Monday 7/29 – Though hungry and tired, hours later we arrived safely in Lisbon! From the airport, we took the metro to our hostel area, and proceeded to walk through what can only be described as the Warsaw ghetto of Lisbon – we finally found Johnie’s Place on the top of a mountain. Since we couldn’t check in for a couple hours, we stopped for lunch at a nearby restaurant that happened to have a tasty 8-Euro menu option. After gorging ourselves and watching the Portuguese version of Dancing with the Stars, we meandered over to the benches by the second highest look out point in Lisbon; there we napped like homeless people until about an hour later when we checked in. Johnie’s Place was nice enough; we were back to having a mixed 6-person room and bathroom. 

Post Wi-Fi party in the common room, we got out and explored the surrounding area in the Gracia neighborhood.  The streets in “old Lisbon” are incredibly hard to navigate and the area is hillier than San Francisco.  We hung out at the highest lookout point in the city for a bit and then stopped by a grocery store on our way home.  Thankfully, Johnie’s Place had a kitchen accessible to guests so we were able to whip up a gourmet dinner of ramen and salads.  Later we got back out again at night and attempted to scope out the way to get to our meeting spot for the day trip the next day… on our descent we got lost amongst the convoluted side streets and ended up in someone’s backyard basically – ‘twas creepy. Eventually we found our way to Rossio Square, where we treated ourselves to some traditional tapas (cod croquettes) and beers.

Tuesday 7/30 – We managed to wake up in time for our We Hate Tourism Tour that started at 9 am; it’s a really cool “untraditional” all-day excursion in Lisbon and many surrounding areas.  Our guide’s name was Miguel- a young Portuguese guy that had actually lived in Barcelona for a bit previously.  Cruising around in an old, yellow VW van, we started the day in Cintra for a typical Portuguese breakfast of coffee and queijadas (soft cheese based sweet pastries) at a local favorite bakery called Queijadas da Sapa. Then we stopped by the nearby Bar do Binho for Ginjinha (essentially a shot of cherry liquor served in a chocolate cup).  Not my usual morning routine but certainly delicious!  After that we had a long stop at Quinta da Regaleira (what used to a private estate and is now a park)- my favorite part there were the underground tunnels and the hidden waterfall we found.

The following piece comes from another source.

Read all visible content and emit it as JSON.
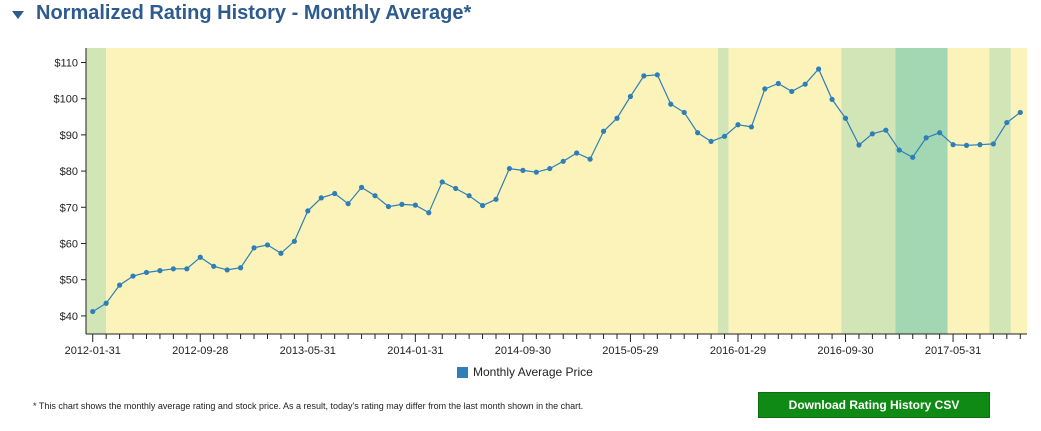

From there we sped on to Cabo da Roca, which is the most western part of continental Europe.  The views there were spectacular but right before we got there, evidently a local man had just committed suicide by jumping off one of the protruding cliffs that jut out over the ocean.  So there were a lot of medical and emergency professionals all around the general vicinity; Miguel told me that unfortunately that’s not uncommon there with the crippling effects of the crisis and all.  We slowly made our way over to our designated picnicking spot; Miguel treated us with a Portuguese picnic complete with: bread, mixed cheese, salami, olives, chips, melon, and of course red wine.  It was wholly delightful! 

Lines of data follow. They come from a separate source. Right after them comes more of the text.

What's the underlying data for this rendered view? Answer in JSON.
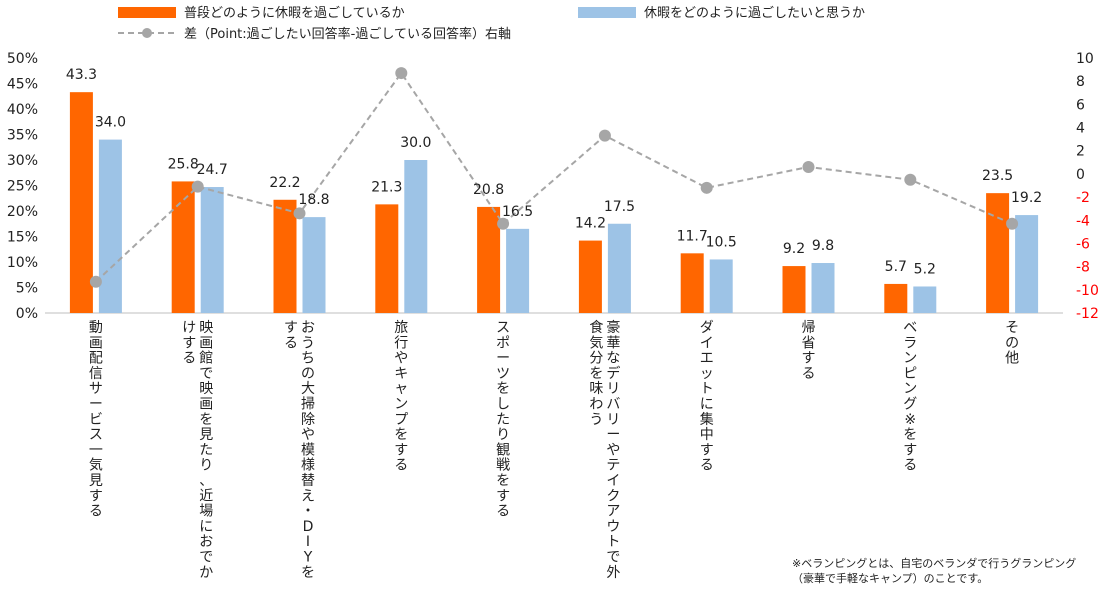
{
  "chart_data": {
    "type": "bar",
    "legend": {
      "usual": "普段どのように休暇を過ごしているか",
      "wish": "休暇をどのように過ごしたいと思うか",
      "diff": "差（Point:過ごしたい回答率-過ごしている回答率）右軸"
    },
    "categories": [
      "動画配信サービス一気見する",
      "映画館で映画を見たり、近場におでかけする",
      "おうちの大掃除や模様替え・DIYをする",
      "旅行やキャンプをする",
      "スポーツをしたり観戦をする",
      "豪華なデリバリーやテイクアウトで外食気分を味わう",
      "ダイエットに集中する",
      "帰省する",
      "ベランピング※をする",
      "その他"
    ],
    "category_lines": [
      [
        "動画配信サービス一気見する"
      ],
      [
        "映画館で映画を見たり、近場におでか",
        "けする"
      ],
      [
        "おうちの大掃除や模様替え・DIYを",
        "する"
      ],
      [
        "旅行やキャンプをする"
      ],
      [
        "スポーツをしたり観戦をする"
      ],
      [
        "豪華なデリバリーやテイクアウトで外",
        "食気分を味わう"
      ],
      [
        "ダイエットに集中する"
      ],
      [
        "帰省する"
      ],
      [
        "ベランピング※をする"
      ],
      [
        "その他"
      ]
    ],
    "series": [
      {
        "name": "普段どのように休暇を過ごしているか",
        "color": "#FF6600",
        "values": [
          43.3,
          25.8,
          22.2,
          21.3,
          20.8,
          14.2,
          11.7,
          9.2,
          5.7,
          23.5
        ]
      },
      {
        "name": "休暇をどのように過ごしたいと思うか",
        "color": "#9DC3E6",
        "values": [
          34.0,
          24.7,
          18.8,
          30.0,
          16.5,
          17.5,
          10.5,
          9.8,
          5.2,
          19.2
        ]
      }
    ],
    "value_labels": {
      "usual": [
        "43.3",
        "25.8",
        "22.2",
        "21.3",
        "20.8",
        "14.2",
        "11.7",
        "9.2",
        "5.7",
        "23.5"
      ],
      "wish": [
        "34.0",
        "24.7",
        "18.8",
        "30.0",
        "16.5",
        "17.5",
        "10.5",
        "9.8",
        "5.2",
        "19.2"
      ]
    },
    "diff_series": {
      "name": "差（Point:過ごしたい回答率-過ごしている回答率）右軸",
      "color": "#A6A6A6",
      "values": [
        -9.3,
        -1.1,
        -3.4,
        8.7,
        -4.3,
        3.3,
        -1.2,
        0.6,
        -0.5,
        -4.3
      ],
      "axis": "right"
    },
    "y_left": {
      "min": 0,
      "max": 50,
      "ticks": [
        "0%",
        "5%",
        "10%",
        "15%",
        "20%",
        "25%",
        "30%",
        "35%",
        "40%",
        "45%",
        "50%"
      ]
    },
    "y_right": {
      "min": -12,
      "max": 10,
      "ticks": [
        "10",
        "8",
        "6",
        "4",
        "2",
        "0",
        "-2",
        "-4",
        "-6",
        "-8",
        "-10",
        "-12"
      ]
    },
    "right_negative_color": "#FF0000",
    "note": [
      "※ベランピングとは、自宅のベランダで行うグランピング",
      "（豪華で手軽なキャンプ）のことです。"
    ]
  }
}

We covered more ground after lunch by driving along Guincho beach, and then taking another stop in Cascais (a beautiful coastal town where we had the best gelato ever from Santini).  The day was rounded out by ending in Belem, where we visited the monastery and at the last minute were surprised with another sample of a famous Portuguese pastry.  All in all, the tour was well worth the money and super cool.  We went back to our hostel for dinner. The mushroom flavor of ramen smelled sweet and gross so flavored the noodles with the last of donated soy sauce and salt (it was a low point meal-wise). Bri realized she more than likely had viral pink eye. Later, we went over to Barrio Alto for casual drinks… cool area!

Weds 7/31 – For the last full day of our backpacking trip, we slept in and then walked to the metro station to take the train back the to beach in Cascais.  We laid out for hours and I inevitably roasted; it was a much-appreciated day of rest and quality sun.  Back at Johnie’s Place, we got ready and packed up our backpacks for the last time.  We made our way back to Barrio Alto and soon bought a few 1.25-Euro huge beers.  We tired out more quickly than we had planned, so on our way back we stopped into the Lisbon location of the famed-gelato shop, Santini; I got hazelnut and vanilla – to die for!

Thurs 8/1 – We pulled ourselves out of slumber around dawn, tried to not disturb our new French roomies, and hopped on the metro towards the airport.  We were very impressed with the  super friendly airport staff in Lisbon. Also, flying on Vueling is worth it, if for nothing else besides that you get a free checked bag. And with that, we waited to fly home to BCN.